La crise vue par Frédéric Lapierre

La crise vue par Frédéric Lapierre

Agent de diffusion pour l’Amérique du Nord. En poste chez Art Circulation depuis août 2019.

D’octobre à février dernier, j’ai participé à six marchés du spectacle. À Montréal, New York, Ottawa, Québec, Rimouski, Vancouver. Nouvellement en poste chez Art Circulation, je suis aussi nouveau dans le métier d’agent. En quelques mois, j’ai rencontré des dizaines de nouvelles personnes, agents, diffuseurs, acteurs du domaine culturel… La semaine dernière, j’ai voulu prendre des nouvelles d’une de ces connaissances, devenue presque une amie, diffuseure à… New York. Dix jours et un deuxième courriel plus tard, j’attends toujours un retour. J’essaie de me convaincre qu’elle est trop occupée pour répondre.

Avant d’être agent, j’ai œuvré en diffusion de spectacles pendant dix-huit ans. Ces années m’ont permis de découvrir deux univers fascinants : celui de la création théâtrale pour la jeunesse et celui de la danse. Deux coups de foudre total. Auparavant ou parallèlement, j’ai travaillé dans une épicerie, un restaurant, une agence de voyage, une usine de voitures, dans des festivals et salles de cinéma. J’ai écrit deux livres, écrit et réalisé deux films, créé une poignée de spectacles. J’ai participé à des événements à Annonay, Blainville, Bruxelles, Cannes, Châteauguay, Chicoutimi, Clermont-Ferrand, Halifax, L’Assomption, Longueuil, Locarno, Matane, Moncton, Namur, Poitiers, Repentigny, Roberval, Rosemère, Rouyn, Sainte-Geneviève, Sainte-Thérèse, Toronto, Val-Morin, Valleyfield, Varennes, Winnipeg.

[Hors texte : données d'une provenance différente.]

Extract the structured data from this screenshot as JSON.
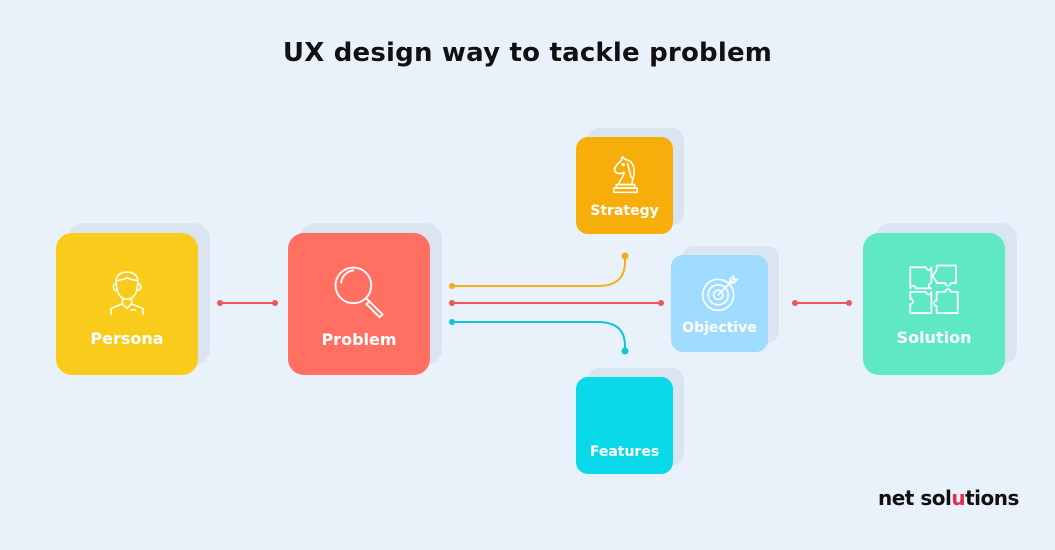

Aujourd’hui, je pense à tous ces lieux visités, ces gens rencontrés. Ces gens passionnés, enflammés par leurs occupations, cherchant à augmenter leur financement ou simplement à le maintenir. Heureux après trois, quatre, cinq ans d’attente d’être sur le point de tourner leur film. Encore sous le choc d’ouvrir tel festival, d’avoir remporté tel prix, de participer à tel événement. Ce Québécois ému que son œuvre touche le public d’un événement étranger. Cet Écossais qui se demande encore comment il est possible qu’on lui ait payé le voyage au Québec pour présenter son film de trois minutes…

Je pense à tout cela en me disant : Et si je ne les revoyais pas? J’ai été privilégié de croiser la route de ces gens et de marcher les routes de ces villes.

Je ne crois pas que les frontières resteront fermées toujours. Je crois cependant que les choses ne seront plus jamais pareilles. Nous le savions déjà avant la crise : impossible de continuer à accélérer le rythme, ni comme société, ni comme individu. Notre corps, notre esprit et la planète nous le disaient. Et bien voilà, nous y sommes. Le moment où il faut prendre un pas de recul. Pour analyser ce qu’on faisait, oui, mais surtout décider comment nous ferons les choses à partir d’ici.

Profitons-en aussi pour réfléchir à la façon dont les Mayas se présentent quand ils se rencontrent. Ils ne disent pas « Bonjour » ou « Ça va? ». Ils disent « Tu es un autre moi, je suis un autre toi ». Il me semble que ce serait une bonne devise. En tout cas, nous devrions en faire une comptine pour les enfants. Peut-être deviendraient-ils de meilleurs adultes grâce à cela.

Je vais avancer ici quelque chose d’énorme : si ce n’était actuellement de la misère économique, de la maladie et des morts, cette période est formidable. De la même façon qu’au bout d’une dépression, certains en viennent à se dire que c’est la meilleure chose qui pouvait leur arriver.

À tous les créateurs, organisateurs d’événements, propriétaires de lieux culturels, tous les acteurs en détresse de la grande chaîne culturelle… continuez à croire que nous avons l’intelligence et les ressources pour nous réinventer. Car nous les avons.